In Becton Dickinson v. Tyco Healthcare, a case related to a safety needle, the claim construction was reviewed by the CAFC. The phrase under question, “spring means connected to said hinged arm,” had been interpreted by the District Court as not requiring a component performing the spring function that was a distinct structural element from the hinged arm. The CAFC disagreed with the claim interpretation and Justice Gajarza dissented. The CAFC held that the spring means were separate from the hinged arm and that the claim requires two structures. The holding in this case should not be taken to mean that two structures are always necessary for separate components in one element of the claim (usually referred to as a limitation); however, if the same structure element is going to perform two claimed functions, then there should be some discussion of this in the specification. Additionally, the interpretation of the same structure performing the two functions, should not lead to an interpretation of the claim that renders the claim invalid. In one interesting aside, this case pitted two of Boston’s finest against one another. No, not two Boston policeman, but rather two of Boston’s most well-known patent litigators, Bill Lee and Frank Porcelli.

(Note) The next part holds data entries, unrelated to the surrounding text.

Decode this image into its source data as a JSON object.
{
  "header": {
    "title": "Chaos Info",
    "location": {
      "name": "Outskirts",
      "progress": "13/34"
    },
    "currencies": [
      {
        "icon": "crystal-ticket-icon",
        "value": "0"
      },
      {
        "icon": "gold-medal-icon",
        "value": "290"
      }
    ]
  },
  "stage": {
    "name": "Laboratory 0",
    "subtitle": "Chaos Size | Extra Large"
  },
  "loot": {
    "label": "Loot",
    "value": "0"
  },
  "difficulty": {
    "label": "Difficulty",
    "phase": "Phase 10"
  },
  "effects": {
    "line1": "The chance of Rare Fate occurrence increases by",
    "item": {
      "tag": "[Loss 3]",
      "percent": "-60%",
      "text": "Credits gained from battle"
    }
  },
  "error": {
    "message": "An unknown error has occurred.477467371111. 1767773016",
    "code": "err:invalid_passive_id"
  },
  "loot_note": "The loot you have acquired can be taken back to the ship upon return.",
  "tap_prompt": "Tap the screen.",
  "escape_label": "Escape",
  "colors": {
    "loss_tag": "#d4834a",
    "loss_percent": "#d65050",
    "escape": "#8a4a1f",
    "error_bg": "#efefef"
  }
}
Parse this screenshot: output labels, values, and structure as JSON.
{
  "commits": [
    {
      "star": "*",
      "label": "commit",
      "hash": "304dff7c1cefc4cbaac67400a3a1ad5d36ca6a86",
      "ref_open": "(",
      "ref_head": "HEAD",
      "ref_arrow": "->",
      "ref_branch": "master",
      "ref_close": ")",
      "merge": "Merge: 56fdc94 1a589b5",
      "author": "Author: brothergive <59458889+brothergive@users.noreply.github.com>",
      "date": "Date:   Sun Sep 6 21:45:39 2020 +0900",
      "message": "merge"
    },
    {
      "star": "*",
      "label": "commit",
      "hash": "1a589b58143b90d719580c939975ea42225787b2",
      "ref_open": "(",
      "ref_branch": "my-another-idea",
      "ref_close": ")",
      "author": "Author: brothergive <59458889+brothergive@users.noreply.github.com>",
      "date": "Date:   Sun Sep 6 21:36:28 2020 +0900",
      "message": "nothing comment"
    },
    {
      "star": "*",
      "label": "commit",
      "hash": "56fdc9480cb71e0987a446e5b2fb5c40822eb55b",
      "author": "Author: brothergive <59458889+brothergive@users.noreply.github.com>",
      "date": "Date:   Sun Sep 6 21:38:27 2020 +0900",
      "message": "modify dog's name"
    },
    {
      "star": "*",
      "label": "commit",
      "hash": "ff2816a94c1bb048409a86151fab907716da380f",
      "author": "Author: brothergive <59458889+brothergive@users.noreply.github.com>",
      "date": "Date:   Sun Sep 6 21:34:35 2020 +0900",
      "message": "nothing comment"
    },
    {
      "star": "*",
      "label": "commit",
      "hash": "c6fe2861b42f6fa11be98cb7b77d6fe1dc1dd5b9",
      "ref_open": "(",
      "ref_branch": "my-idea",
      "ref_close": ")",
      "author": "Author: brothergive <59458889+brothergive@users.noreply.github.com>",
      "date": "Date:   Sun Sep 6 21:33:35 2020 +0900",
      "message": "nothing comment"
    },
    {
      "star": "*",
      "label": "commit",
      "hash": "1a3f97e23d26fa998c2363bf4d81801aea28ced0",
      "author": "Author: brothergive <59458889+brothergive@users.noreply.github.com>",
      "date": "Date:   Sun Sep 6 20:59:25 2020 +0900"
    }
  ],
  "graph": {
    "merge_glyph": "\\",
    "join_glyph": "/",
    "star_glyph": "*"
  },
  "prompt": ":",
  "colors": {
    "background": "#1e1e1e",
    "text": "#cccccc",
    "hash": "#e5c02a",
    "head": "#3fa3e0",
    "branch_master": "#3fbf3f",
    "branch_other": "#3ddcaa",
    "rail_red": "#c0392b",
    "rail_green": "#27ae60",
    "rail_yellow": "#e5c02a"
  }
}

Obviousness double patenting, which results when the claims of one patent or patent application are deemed to be obvious variations of the claims of another patent, and both patents are owned by the same entity, was the subject of the other precedential opinion, Sun Pharmaceutical v. Eli Lilly. Lilly owns two patents, the ‘826 patent and the ‘614 patent ,both of which are related to the drug GEMZAR. The ‘614 patent has claims that cover a class of nucleosides related to GEMZAR, and claims that cover the application of the compounds to the treatment of viral infections. The ‘826 patent has claims that cover the application of the compounds to the treatment of cancer. Both of the patents were filed on the same day. In a declaratory judgment action, the District Court ruled that some claims of the ‘826 patent where invalid due to obviousness double patenting when compared to the ‘614 patent. Lilly appealed to the CAFC, which upheld the decision of the District Court. This opinion is of interest since obviousness double patenting is usually encountered during prosecution of the application, where it is easily cured by a terminal disclaimer. In this case, the CAFC presented the public policy argument, that after claiming the composition of the compounds in the ‘614 patent, it would be counter to the sense of justice to allow Lilly to obtain patent coverage for each of the uses of the compounds. However, since both patent applications were filed on the same day, other than for patent term extensions, both patents expire at the same term, 20 years from filing.